- TF Securities analyst Ming-Chi Kuo says Apple will begin production of its AR headset as soon as the end of this year.
- Apple CEO Tim Cook has commented on how important AR is, which is why current iPhones support the technology.
- The current crop of AR headsets are extremely limited, however.
TF International Securities analyst Ming-Chi Kuo, a respected Apple analyst with eyes on the company's Asia supply chain, said he believes Apple will begin mass production of its head-worn augmented reality, or AR, device as soon as the fourth quarter of this year.
Kuo hedges a bit in his note, however, suggesting that mass production may not begin until as late as the second quarter of 2020. That means the device might not launch until sometime next summer at the very earliest.
The headset, according to Kuo, will most likely sync up with an iPhone that feeds it with the data it needs to provide you information. This is how other current headsets on the market work, such as the Vuzix Blade, which syncs with Android and iPhone devices.
"We think, due to technology limitations, that Apple will integrate its head-worn AR device and iPhone," Kuo wrote. "The former is in charge of the display, and the latter is in charge of computing, Internet access, indoor navigation, and outdoor navigation.

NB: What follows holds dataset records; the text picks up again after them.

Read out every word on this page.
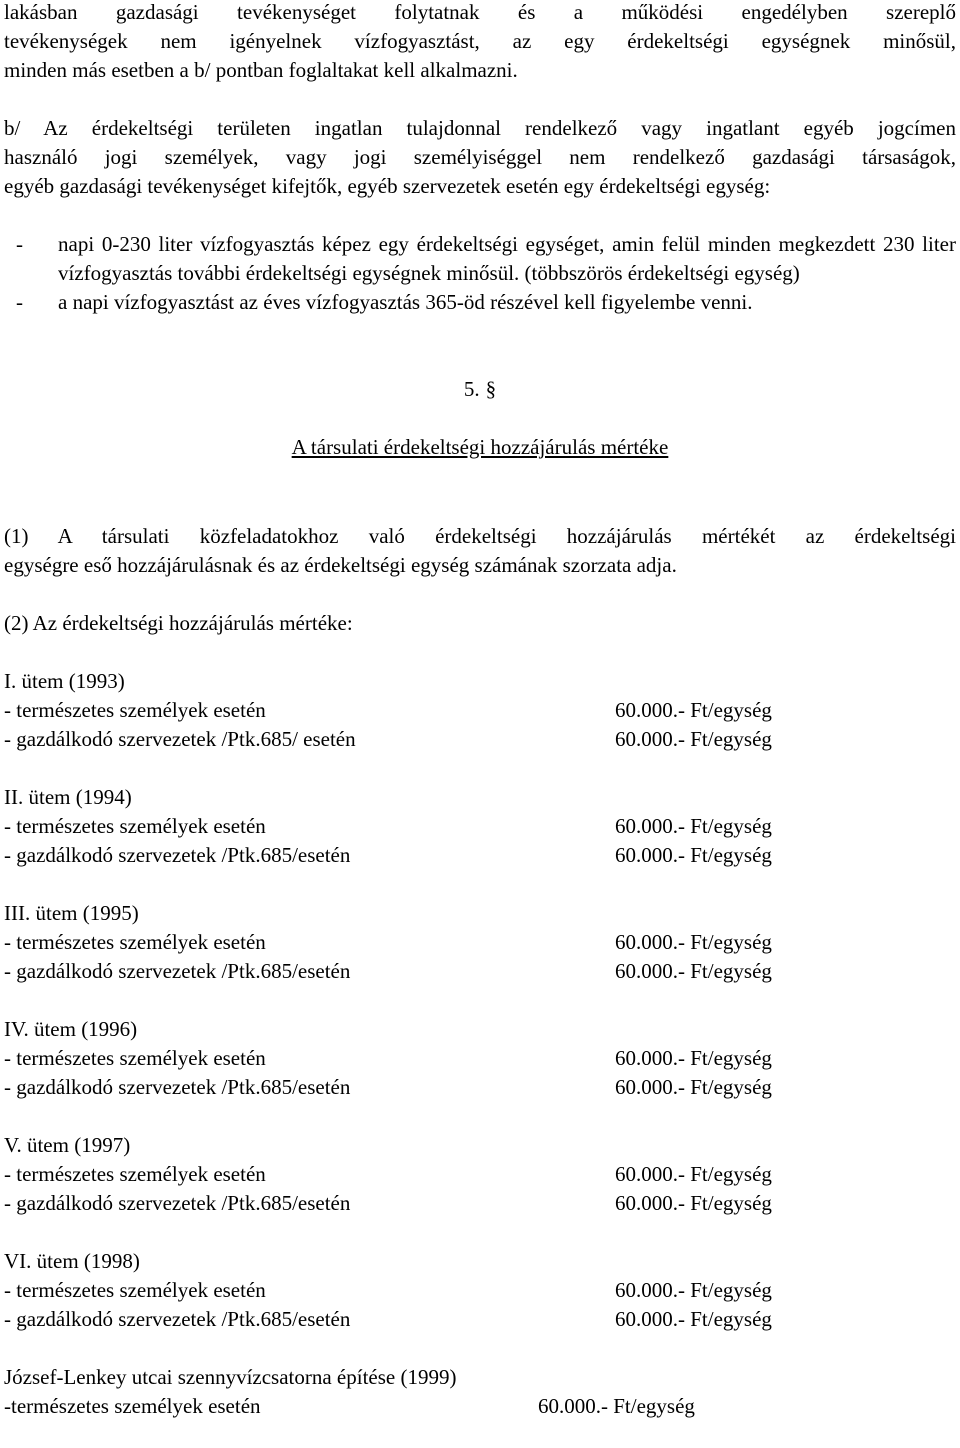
lakásban gazdasági tevékenységet folytatnak és a működési engedélyben szereplő
tevékenységek nem igényelnek vízfogyasztást, az egy érdekeltségi egységnek minősül,
minden más esetben a b/ pontban foglaltakat kell alkalmazni.
b/ Az érdekeltségi területen ingatlan tulajdonnal rendelkező vagy ingatlant egyéb jogcímen
használó jogi személyek, vagy jogi személyiséggel nem rendelkező gazdasági társaságok,
egyéb gazdasági tevékenységet kifejtők, egyéb szervezetek esetén egy érdekeltségi egység:
- napi 0-230 liter vízfogyasztás képez egy érdekeltségi egységet, amin felül minden megkezdett 230 liter vízfogyasztás további érdekeltségi egységnek minősül. (többszörös érdekeltségi egység)
- a napi vízfogyasztást az éves vízfogyasztás 365-öd részével kell figyelembe venni.
5. §
A társulati érdekeltségi hozzájárulás mértéke
(1) A társulati közfeladatokhoz való érdekeltségi hozzájárulás mértékét az érdekeltségi
egységre eső hozzájárulásnak és az érdekeltségi egység számának szorzata adja.
(2) Az érdekeltségi hozzájárulás mértéke:
I. ütem (1993)
- természetes személyek esetén	60.000.- Ft/egység
- gazdálkodó szervezetek /Ptk.685/ esetén	60.000.- Ft/egység
II. ütem (1994)
- természetes személyek esetén	60.000.- Ft/egység
- gazdálkodó szervezetek /Ptk.685/esetén	60.000.- Ft/egység
III. ütem (1995)
- természetes személyek esetén	60.000.- Ft/egység
- gazdálkodó szervezetek /Ptk.685/esetén	60.000.- Ft/egység
IV. ütem (1996)
- természetes személyek esetén	60.000.- Ft/egység
- gazdálkodó szervezetek /Ptk.685/esetén	60.000.- Ft/egység
V. ütem (1997)
- természetes személyek esetén	60.000.- Ft/egység
- gazdálkodó szervezetek /Ptk.685/esetén	60.000.- Ft/egység
VI. ütem (1998)
- természetes személyek esetén	60.000.- Ft/egység
- gazdálkodó szervezetek /Ptk.685/esetén	60.000.- Ft/egység
József-Lenkey utcai szennyvízcsatorna építése (1999)
-természetes személyek esetén	60.000.- Ft/egység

Although there is still much room for improvement for Apple's first-generation head-worn AR device, we believe that this product will offer an all-new user experience and define the AR user interface. If Apple's competitors launch products related to AR in the future, they may copy Apple's design features."
Although Apple has not acknowledged any such device, Bloomberg reported the company was working on an augmented reality headset in November 2017.
Apple CEO Tim Cook talked a bit about the limitations of AR glasses back in 2017. "Today I can tell you that the technology itself doesn't exist to do that in a quality way," he said. "There have been improvements, but AR is still very limited in what it offers, largely because there's a huge gap in the field of view inside headsets."
Magic Leap is one such example. It lets you see the real world around you and drop digital items, like a huge big-screen TV, anywhere you want. But, while you're looking through the glasses, the digital objects only appear in a tiny stamp-sized window.
Perhaps Apple has a solution to this problem. Cook has said he believes augmented reality is the future of computing, which is why the latest iPhones already support AR-enabled apps. Moving those apps to a headset seems like a plausible next step.